National Newspaper Award winner Lindor Reynolds began work at the Free Press as a 17-year-old proofreader. It was a rough introduction to the news business.

Many years later, armed with a university education and a portfolio of published work, she was hired as a Free Press columnist. During her 20-plus years on the job she wrote for every section in the paper, with the exception of Business -- though she joked she'd get around to them some day.

Sadly, that day will never come. Lindor died in October 2014 after a 15-month battle with brain cancer.

Lindor received considerable recognition for her writing.

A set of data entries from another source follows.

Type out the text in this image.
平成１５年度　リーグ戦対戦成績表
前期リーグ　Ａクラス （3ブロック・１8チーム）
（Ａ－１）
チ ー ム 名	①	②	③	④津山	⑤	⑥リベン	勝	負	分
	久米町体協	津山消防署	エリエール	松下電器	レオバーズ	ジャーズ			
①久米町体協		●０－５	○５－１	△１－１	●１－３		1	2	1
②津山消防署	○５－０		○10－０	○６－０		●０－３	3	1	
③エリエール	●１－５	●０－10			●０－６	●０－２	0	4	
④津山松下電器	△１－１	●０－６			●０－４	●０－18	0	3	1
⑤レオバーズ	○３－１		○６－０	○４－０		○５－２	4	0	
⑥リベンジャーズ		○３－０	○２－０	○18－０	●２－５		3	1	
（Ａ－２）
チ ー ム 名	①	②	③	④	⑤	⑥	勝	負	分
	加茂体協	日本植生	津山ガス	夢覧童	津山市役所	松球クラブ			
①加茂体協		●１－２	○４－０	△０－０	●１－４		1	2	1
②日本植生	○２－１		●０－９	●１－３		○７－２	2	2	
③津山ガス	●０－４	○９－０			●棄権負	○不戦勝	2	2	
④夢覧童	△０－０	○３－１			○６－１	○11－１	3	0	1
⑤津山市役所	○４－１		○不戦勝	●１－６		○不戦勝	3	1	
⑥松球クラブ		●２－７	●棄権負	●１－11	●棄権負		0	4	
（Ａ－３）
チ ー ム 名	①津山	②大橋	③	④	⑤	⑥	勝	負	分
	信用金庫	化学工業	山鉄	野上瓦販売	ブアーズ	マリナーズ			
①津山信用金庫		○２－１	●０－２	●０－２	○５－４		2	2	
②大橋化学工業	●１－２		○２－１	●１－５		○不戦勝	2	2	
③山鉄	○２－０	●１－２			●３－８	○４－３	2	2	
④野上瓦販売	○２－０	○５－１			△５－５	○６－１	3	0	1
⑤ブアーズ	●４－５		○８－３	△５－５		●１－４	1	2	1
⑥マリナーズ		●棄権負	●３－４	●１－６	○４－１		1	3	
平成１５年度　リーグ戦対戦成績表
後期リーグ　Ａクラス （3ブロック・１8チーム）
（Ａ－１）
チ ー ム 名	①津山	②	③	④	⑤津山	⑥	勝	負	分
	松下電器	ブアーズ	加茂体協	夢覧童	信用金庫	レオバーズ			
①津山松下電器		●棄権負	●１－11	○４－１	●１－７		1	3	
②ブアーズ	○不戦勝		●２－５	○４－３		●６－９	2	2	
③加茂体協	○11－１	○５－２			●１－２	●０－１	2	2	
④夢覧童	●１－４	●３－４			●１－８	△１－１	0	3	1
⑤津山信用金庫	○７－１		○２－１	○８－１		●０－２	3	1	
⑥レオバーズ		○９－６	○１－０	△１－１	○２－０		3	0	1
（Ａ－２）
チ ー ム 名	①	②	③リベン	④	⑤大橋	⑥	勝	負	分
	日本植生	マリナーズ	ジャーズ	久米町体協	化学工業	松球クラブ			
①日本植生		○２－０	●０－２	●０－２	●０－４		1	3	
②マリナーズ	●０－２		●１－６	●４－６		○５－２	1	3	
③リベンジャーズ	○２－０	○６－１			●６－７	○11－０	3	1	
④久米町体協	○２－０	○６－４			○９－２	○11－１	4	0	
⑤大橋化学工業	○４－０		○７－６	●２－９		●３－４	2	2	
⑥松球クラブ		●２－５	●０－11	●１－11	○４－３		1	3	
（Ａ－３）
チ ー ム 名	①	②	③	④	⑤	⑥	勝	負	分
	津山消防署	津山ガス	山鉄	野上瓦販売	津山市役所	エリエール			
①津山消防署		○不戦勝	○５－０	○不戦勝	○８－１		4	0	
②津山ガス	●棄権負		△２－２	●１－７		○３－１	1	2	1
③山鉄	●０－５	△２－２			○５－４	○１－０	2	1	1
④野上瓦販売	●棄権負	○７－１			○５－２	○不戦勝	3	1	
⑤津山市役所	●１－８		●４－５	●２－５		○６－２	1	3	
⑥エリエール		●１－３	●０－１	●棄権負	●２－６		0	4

Her awards include the Will Rogers Humanitarian Award, the National Society of Newspaper Columnists’ general interest award and the North American Travel Journalists Association top prize.

Her work on Internet luring led to an amendment to the Criminal Code of Canada and her coverage of the child welfare system prompted a change to Manitoba Child and Family Services Act to make the safety of children paramount.

She earned three citations of merit for the Michener Award for Meritorious Public Service in Journalism and was awarded a Distinguished Alumni commendation from the University of Winnipeg. Lindor was also named a YMCA/YWCA  Woman of Distinction.

Reynolds was 56. She is survived by a husband, mother, a daughter and son-in-law and three stepdaughters.

The Free Press has published an ebook celebrating the best of Lindor's work. It's available in the Winnipeg Free Press Store; all proceeds will be donated through our Miracle on Mountain charity to the Christmas Cheer Board.